Originally found only at local orchards, roadside stands, or farmer´s markets in the chilly days of fall, the apple cider market has now expanded into a year−round business. So you can enjoy apple cider all year long (it is great over crushed ice on a hot summer day).

Sweet cider is made by crushing a blend of apple varieties into a pomace, then pressing the juice from the pomace. Tiny apple solids floating in the juice turn color when exposed to air, giving cider that gorgeous caramel color and opaque look.

Apple cider − 100% juice, not watered down, naturally sweetened by the fruit itself, with no sugar added − is a great way to drink your apples. Each 4−ounce glass of cider counts as a serving towards the USDA Dietary Guidelines recommended five servings of fruits and vegetables per day for optimal health.

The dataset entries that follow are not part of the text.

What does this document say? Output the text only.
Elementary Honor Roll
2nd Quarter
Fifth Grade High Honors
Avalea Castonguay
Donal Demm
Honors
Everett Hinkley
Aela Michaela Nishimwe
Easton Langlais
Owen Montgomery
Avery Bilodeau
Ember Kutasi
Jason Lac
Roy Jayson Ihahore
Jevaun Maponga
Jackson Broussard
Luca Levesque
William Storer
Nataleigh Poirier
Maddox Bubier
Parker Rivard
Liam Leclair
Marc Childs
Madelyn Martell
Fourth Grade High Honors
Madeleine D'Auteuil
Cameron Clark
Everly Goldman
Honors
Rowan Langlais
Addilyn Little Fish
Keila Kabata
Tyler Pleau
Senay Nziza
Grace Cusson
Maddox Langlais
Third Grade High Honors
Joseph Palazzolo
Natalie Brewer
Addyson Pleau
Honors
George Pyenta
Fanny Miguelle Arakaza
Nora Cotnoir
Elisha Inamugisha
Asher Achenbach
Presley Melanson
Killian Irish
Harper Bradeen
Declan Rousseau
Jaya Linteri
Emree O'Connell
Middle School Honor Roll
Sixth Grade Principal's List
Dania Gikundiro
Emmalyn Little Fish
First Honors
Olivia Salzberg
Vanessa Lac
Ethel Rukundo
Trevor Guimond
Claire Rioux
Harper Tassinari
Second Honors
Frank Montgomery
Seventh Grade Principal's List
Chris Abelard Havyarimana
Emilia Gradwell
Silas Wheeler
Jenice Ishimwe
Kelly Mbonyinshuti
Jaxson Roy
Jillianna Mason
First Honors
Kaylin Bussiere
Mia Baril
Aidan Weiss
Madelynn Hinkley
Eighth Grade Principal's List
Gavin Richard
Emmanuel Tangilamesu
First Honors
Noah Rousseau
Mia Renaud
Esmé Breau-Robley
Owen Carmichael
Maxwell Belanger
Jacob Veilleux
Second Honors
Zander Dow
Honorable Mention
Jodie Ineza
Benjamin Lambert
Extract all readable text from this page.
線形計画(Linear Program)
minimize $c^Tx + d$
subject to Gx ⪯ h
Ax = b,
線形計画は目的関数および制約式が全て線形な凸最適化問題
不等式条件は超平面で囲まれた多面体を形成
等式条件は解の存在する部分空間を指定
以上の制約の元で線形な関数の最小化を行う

Sweet cider is a highly perishable product. Treat it the same way you would milk: Keep it refrigerated at all times, and enjoy it either by the date on the label, or within 7−10 days. Most cider has been pasteurized and if not must be clearly labeled. 

Sparkling Apple Cider

Sparkling apple cider is a fizzy, fun-filled version of its uncarbonated cousin, apple juice. You´ll find this delightfully sweet, nonalcoholic juice in your grocery store´s juice aisle.

Fat-free, cholesterol-free, caffeine-free and 100% juice, sparkling apple cider is ideal for celebrations and appeals to revelers young and old. Perfect for health-conscious guests and alcohol-free toasts! 

Hard Apple Cider

Hard apple cider is made by fermenting a blend of apples with champagne yeast. Sent underground by Prohibition, the hard apple cider industry has enjoyed a remarkable renaissance in recent years. The light, crisp, subtly sweet taste is an excellent (and gluten-free) alternative to beer and other malt beverages.

Today, hard apple ciders are marketed in nearly every supermarket or package store in the country and available on tap. Cider bars are even popping up across the States.

Making gourmet hard apple cider has been compared to the winemaking process. Cider experts, like wine sommeliers, can teach you about pairing ciders with food and the complex range of ciders from sweet and fizzy to dry and low-carbonation. 

Apple Cider Vinegar

Discovered by chance more than 10,000 years ago when a cask of wine was allowed to ferment too long, this tangy, fruity brew is now developed through a carefully controlled process. Commonly used in cooking, it has long been hailed for a long list of purported medicinal benefits.

Apple cider vinegar is made by fermenting apple juice in a two−stage process: First, the juice´s natural sugars are converted by yeasts to alcohol, and then a group of bacteria called acetobacter convert the alcohol to acid. This acetic acid fermentation forms vinegar.

At is simplest, apple cider vinegar is a multi−purpose product, used in preserving and in recipes ranging from dressings to dessert. At its most complex, apple cider vinegar rivals any fine wine vinegar as a fine cooking ingredient.

Apple cider vinegar is usually found in stores near baking supplies or next to salad dressings and sauces. Read the label carefully to ensure you are purchasing original apple cider vinegar and not just a colored, white distilled vinegar. Recipes referencing apple cider vinegar generally refer to 5 percent solutions, so, again, read the label to ensure you are purchasing “the real deal.”